“I do that,” said the Governor.
“There's no telling,” said Philip, with a faint crack of his fingers; and the Governor frowned a little—the pock-marks seemed to spread.
“Of course, all this is outside my duty, Mr. Christian—I needn't tell you that; but I feel an interest in you, and I've done you some services already, though naturally a young man will think he has done everything for himself. Ah!” he said, rising from his seat at the sound of a gong, “luncheon is ready. Let us join the ladies.” Then, with one hand on Philip's shoulder familiarly, “only a word more, Mr. Christian. Send in your application immediately, and—take the advice of an old fiddler—marry as soon afterwards as may be.
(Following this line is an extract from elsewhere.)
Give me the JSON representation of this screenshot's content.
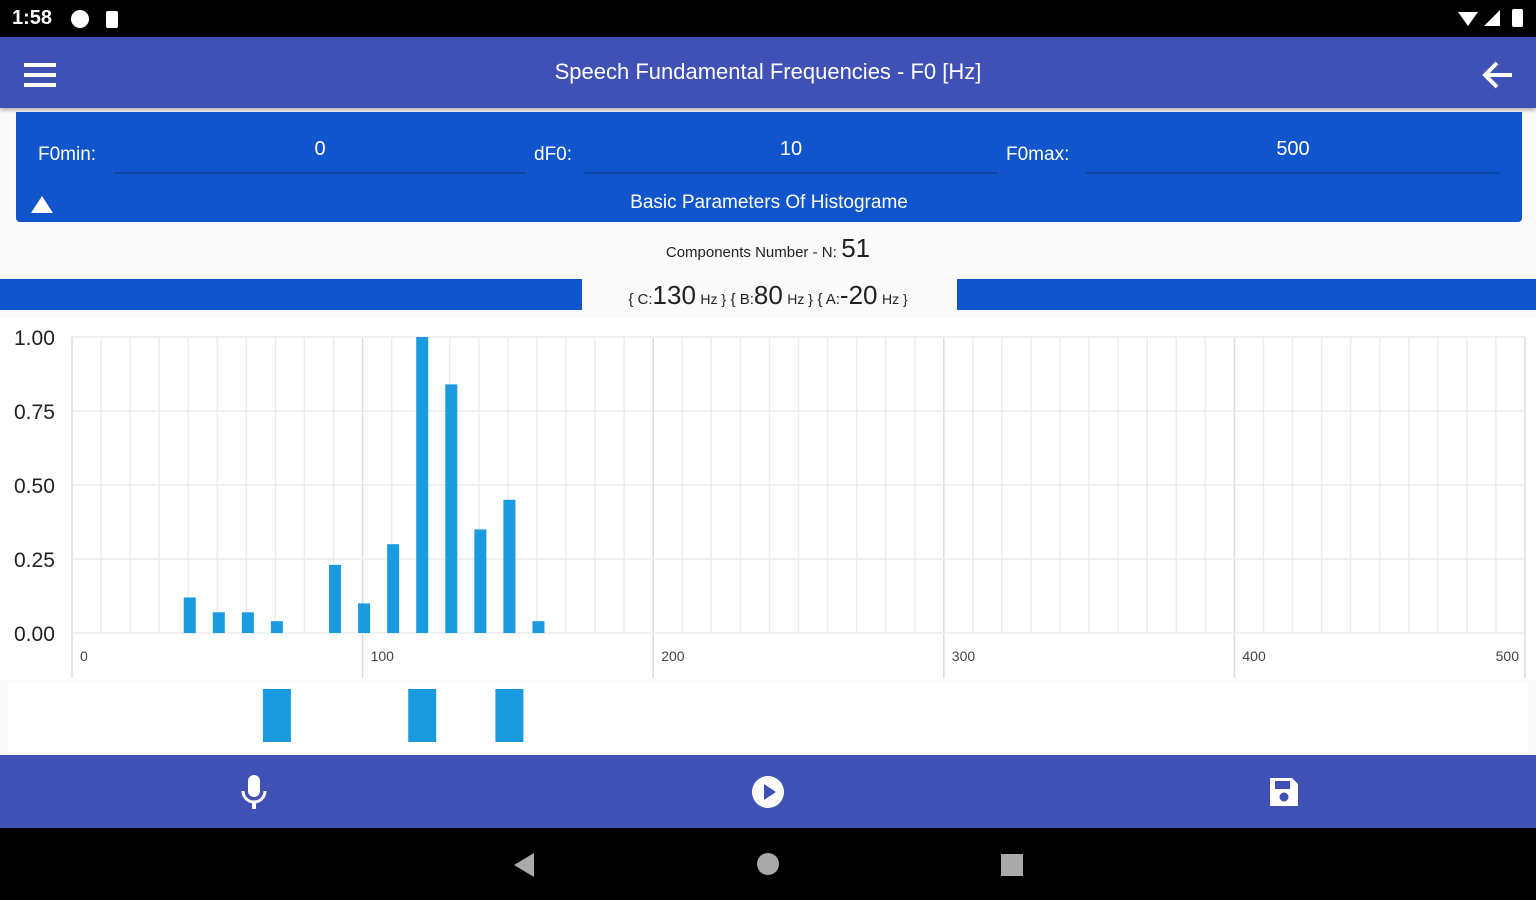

But with your prospects it would be a sin not to walk carefully. If she's English, so much the better; but if she's Manx—take care.”
Philip lunched with the Governor's wife, who told him she remembered his grandfather; also with his unmarried daughter, who said she had heard him speak for the fishermen at Peel. An official “At home,” the last of the summer, was to be held in the garden that afternoon, and Philip was invited to remain. He did so, and thereby witnessed the assaults of the wasps at the glue-pot. They buzzed about the Governor, they buzzed about his wife, they buzzed about his dog and about a tame deer, which took grapes from the hands of the guests.
An elderly gentleman, sitting alone in a carriage, drove up to the lawn. It was Peter Christian Ballawhaine, looking feebler, whiter, and more splay-footed than before. Philip stepped up to his uncle and offered his arm to alight by. But the Ballawhaine brushed it aside and pushed through to the Governor, to whom he talked incessantly for some minutes of his son Ross, saying he had sent for him and would like to present him to his Excellency.
If Philip lacked enjoyment of the scene, if his face lacked heart and happiness, it was not the fault of his host. “Will you not take Lady So-and-so to have tea?” the Governor would say; and presently Philip found himself in a circle of official wifedom, whose husbands had been made Knights by the Queen, and themselves made Ladies by—God knows whom. The talk was of the late Deemster.
“Such a life! It's a mercy he lasted so long!”
“A pity, you mean, my dear, not to be hard on him either.”
“Poor thing! He ought to have married. Such a man wants a wife to look after him. Don't you think so, Mr. Christian?”
“Why,” said a white-haired dame, “have you never heard of his great romance?”